Pengunjuk rasa dari partai oposisi utama United People’s Power berkumpul di ibu kota, Colombo, dan menuduh pemerintahan Presiden Ranil Wickremesinghe membebani warga dengan menaikkan pajak, serta menaikkan harga listrik dan bahan bakar, yang menyebabkan lonjakan tajam dalam biaya hidup.

“Pemerintah tidak peduli dengan rakyat yang menderita dan tidak mampu menghidupi diri mereka sendiri,” kata anggota parlemen oposisi Sarath Fonseka yang hadir dalam protes tersebut. “Rakyat tidak bisa lagi membayar tagihan mereka atau membeli perlengkapan sekolah untuk anak-anak mereka,” katanya.

Fonseka mengatakan bahwa “rakyat harus bangkit” dan memilih melawan di pemilu mendatang.

Sebelumnya pada hari Selasa, setidaknya dua pengadilan melarang pengunjuk rasa berbaris di sepanjang jalan menuju gedung-gedung vital termasuk kantor presiden, kementerian keuangan, dan bank sentral. Sebaliknya, dua area di ibu kota ditetapkan untuk protes.

Polisi dua kali menggunakan gas air mata dan meriam air untuk membubarkan pengunjuk rasa saat mereka mencoba keluar dari area yang ditentukan.

Namun, pihak oposisi mengatakan mereka merencanakan lebih banyak protes di seluruh negeri dalam beberapa minggu mendatang.

Sri Lanka jatuh ke dalam krisis ekonomi terburuk yang pernah ada pada tahun 2022. Negara itu telah menyatakan bangkrut pada bulan April tahun yang sama dengan utang lebih dari $83 miliar, yang menyebabkan protes keras yang menyebabkan penggulingan Presiden Gotabaya Rajapaksa. Dana Moneter Internasional menyetujui program dana talangan empat tahun Maret lalu untuk membantu negara tersebut.

Pemerintah membela tindakan yang diambil, dengan mengatakan bahwa itu perlu untuk memenuhi target IMF, memastikan utang negara itu berkelanjutan, dan kembali memenangkan kepercayaan masyarakat internasional.

Parlemen Sri Lanka memilih Presiden Ranil Wickremesinghe saat ini pada bulan Juli 2022 dan di bawah kepemimpinannya, kekurangan barang-barang penting sebagian besar telah berkurang.

Tetapi pihak oposisi menuduhnya menekan perbedaan pendapat dengan menindak para pengunjuk rasa. Minggu lalu, parlemen, tempat koalisi yang berkuasa menikmati mayoritas, dengan suara bulat menyetujui rancangan undang-undang peraturan internet yang banyak dikritik karena menciptakan “lingkungan yang sangat menindas.”
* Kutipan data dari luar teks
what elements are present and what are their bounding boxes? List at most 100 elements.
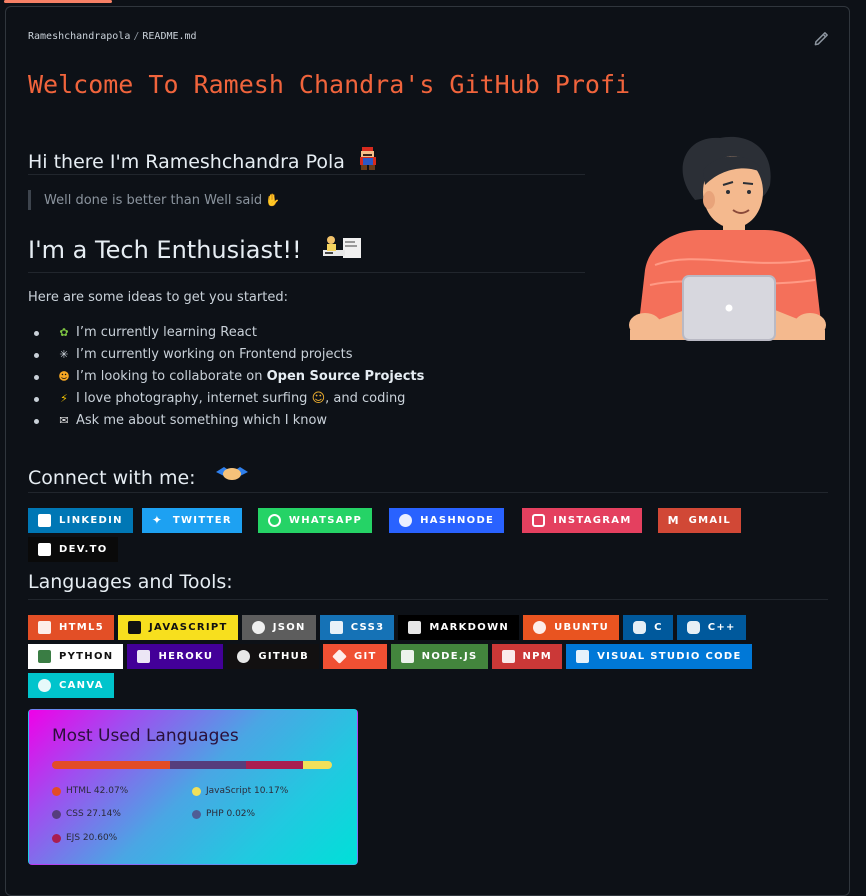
html5-icon [38, 621, 51, 634]
flexed-biceps-icon: ✋ [265, 193, 280, 207]
badge-label: GIT [354, 651, 377, 662]
canva-badge[interactable]: CANVA [28, 673, 114, 698]
badge-label: UBUNTU [554, 622, 609, 633]
breadcrumb-owner-link[interactable]: Rameshchandrapola [28, 31, 130, 42]
git-badge[interactable]: GIT [323, 644, 387, 669]
c-icon [633, 621, 646, 634]
linkedin-badge[interactable]: LINKEDIN [28, 508, 133, 533]
badge-label: DEV.TO [59, 544, 108, 555]
github-icon [237, 650, 250, 663]
python-icon [38, 650, 51, 663]
breadcrumb: Rameshchandrapola/README.md [28, 31, 197, 42]
legend-item-ejs: EJS 20.60% [52, 833, 117, 843]
json-icon [252, 621, 265, 634]
instagram-badge[interactable]: INSTAGRAM [522, 508, 641, 533]
markdown-icon [408, 621, 421, 634]
css3-badge[interactable]: CSS3 [320, 615, 395, 640]
mario-icon [357, 146, 379, 172]
legend-item-css: CSS 27.14% [52, 809, 121, 819]
nodejs-badge[interactable]: NODE.JS [391, 644, 488, 669]
pencil-edit-icon[interactable] [812, 30, 830, 48]
legend-dot [192, 810, 201, 819]
breadcrumb-separator: / [133, 31, 139, 42]
telescope-icon: ✳ [56, 344, 72, 366]
tools-heading: Languages and Tools: [28, 571, 233, 593]
list-item-text: I’m currently working on Frontend projec… [76, 347, 353, 362]
python-badge[interactable]: PYTHON [28, 644, 123, 669]
canva-icon [38, 679, 51, 692]
ubuntu-badge[interactable]: UBUNTU [523, 615, 619, 640]
legend-dot [52, 787, 61, 796]
badge-label: JAVASCRIPT [149, 622, 228, 633]
handshake-icon [214, 464, 250, 486]
instagram-icon [532, 514, 545, 527]
linkedin-icon [38, 514, 51, 527]
javascript-badge[interactable]: JAVASCRIPT [118, 615, 238, 640]
badge-label: NPM [523, 651, 553, 662]
heroku-badge[interactable]: HEROKU [127, 644, 223, 669]
list-item-text: , and coding [325, 391, 405, 406]
github-badge[interactable]: GITHUB [227, 644, 319, 669]
legend-item-html: HTML 42.07% [52, 786, 128, 796]
list-item: ⚡I love photography, internet surfing ☺,… [56, 388, 424, 410]
badge-label: GITHUB [258, 651, 309, 662]
divider [28, 272, 585, 273]
ideas-list: ✿ I’m currently learning React ✳ I’m curre… [56, 322, 424, 432]
active-tab-indicator [4, 0, 112, 3]
badge-label: LINKEDIN [59, 515, 123, 526]
whatsapp-icon [268, 514, 281, 527]
ubuntu-icon [533, 621, 546, 634]
blockquote: Well done is better than Well said✋ [28, 190, 280, 210]
list-item-text: I’m looking to collaborate on [76, 369, 267, 384]
twitter-badge[interactable]: ✦TWITTER [142, 508, 242, 533]
tech-heading: I'm a Tech Enthusiast!! [28, 234, 363, 264]
twitter-icon: ✦ [152, 514, 165, 527]
devto-icon [38, 543, 51, 556]
gmail-badge[interactable]: MGMAIL [658, 508, 742, 533]
list-item: ✿ I’m currently learning React [56, 322, 424, 344]
developer-with-laptop-illustration [625, 130, 830, 345]
css3-icon [330, 621, 343, 634]
tool-badges: HTML5 JAVASCRIPT JSON CSS3 MARKDOWN UBUN… [28, 615, 828, 702]
markdown-badge[interactable]: MARKDOWN [398, 615, 519, 640]
legend-label: CSS 27.14% [66, 809, 121, 819]
badge-label: MARKDOWN [429, 622, 509, 633]
legend-label: EJS 20.60% [66, 833, 117, 843]
progress-segment-javascript [303, 761, 331, 769]
c-badge[interactable]: C [623, 615, 673, 640]
whatsapp-badge[interactable]: WHATSAPP [258, 508, 372, 533]
connect-heading-text: Connect with me: [28, 467, 196, 489]
json-badge[interactable]: JSON [242, 615, 316, 640]
list-item: ✳ I’m currently working on Frontend proje… [56, 344, 424, 366]
list-item-text: I’m currently learning React [76, 325, 257, 340]
hashnode-badge[interactable]: HASHNODE [389, 508, 504, 533]
legend-label: PHP 0.02% [206, 809, 255, 819]
progress-segment-ejs [246, 761, 304, 769]
list-item: ✉Ask me about something which I know [56, 410, 424, 432]
npm-icon [502, 650, 515, 663]
badge-label: C [654, 622, 663, 633]
tech-heading-text: I'm a Tech Enthusiast!! [28, 236, 302, 264]
card-title: Most Used Languages [52, 726, 239, 746]
badge-label: HTML5 [59, 622, 104, 633]
legend-dot [52, 810, 61, 819]
npm-badge[interactable]: NPM [492, 644, 563, 669]
badge-label: C++ [708, 622, 736, 633]
cplusplus-badge[interactable]: C++ [677, 615, 746, 640]
javascript-icon [128, 621, 141, 634]
vscode-badge[interactable]: VISUAL STUDIO CODE [566, 644, 752, 669]
divider [28, 492, 828, 493]
developer-at-desk-icon [321, 234, 363, 260]
people-holding-hands-icon: ☻ [56, 366, 72, 388]
greeting-text: Hi there I'm Rameshchandra Pola [28, 151, 345, 173]
heroku-icon [137, 650, 150, 663]
seedling-icon: ✿ [56, 322, 72, 344]
badge-label: NODE.JS [422, 651, 478, 662]
list-item-text: I love photography, internet surfing [76, 391, 312, 406]
legend-label: HTML 42.07% [66, 786, 128, 796]
badge-label: HEROKU [158, 651, 213, 662]
devto-badge[interactable]: DEV.TO [28, 537, 118, 562]
breadcrumb-file: README.md [142, 31, 196, 42]
badge-label: CANVA [59, 680, 104, 691]
html5-badge[interactable]: HTML5 [28, 615, 114, 640]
Artikel ini disediakan oleh penyedia konten pihak ketiga. SeaPRwire (https://www.seaprwire.com/) tidak memberikan jaminan atau pernyataan sehubungan dengan hal tersebut.

Sektor: Top Story, Daily News

SeaPRwire menyediakan distribusi siaran pers real-time untuk perusahaan dan lembaga, menjangkau lebih dari 6.500 toko media, 86.000 editor dan jurnalis, dan 3,5 juta desktop profesional di 90 negara. SeaPRwire mendukung distribusi siaran pers dalam bahasa Inggris, Korea, Jepang, Arab, Cina Sederhana, Cina Tradisional, Vietnam, Thailand, Indonesia, Melayu, Jerman, Rusia, Prancis, Spanyol, Portugis dan bahasa lainnya.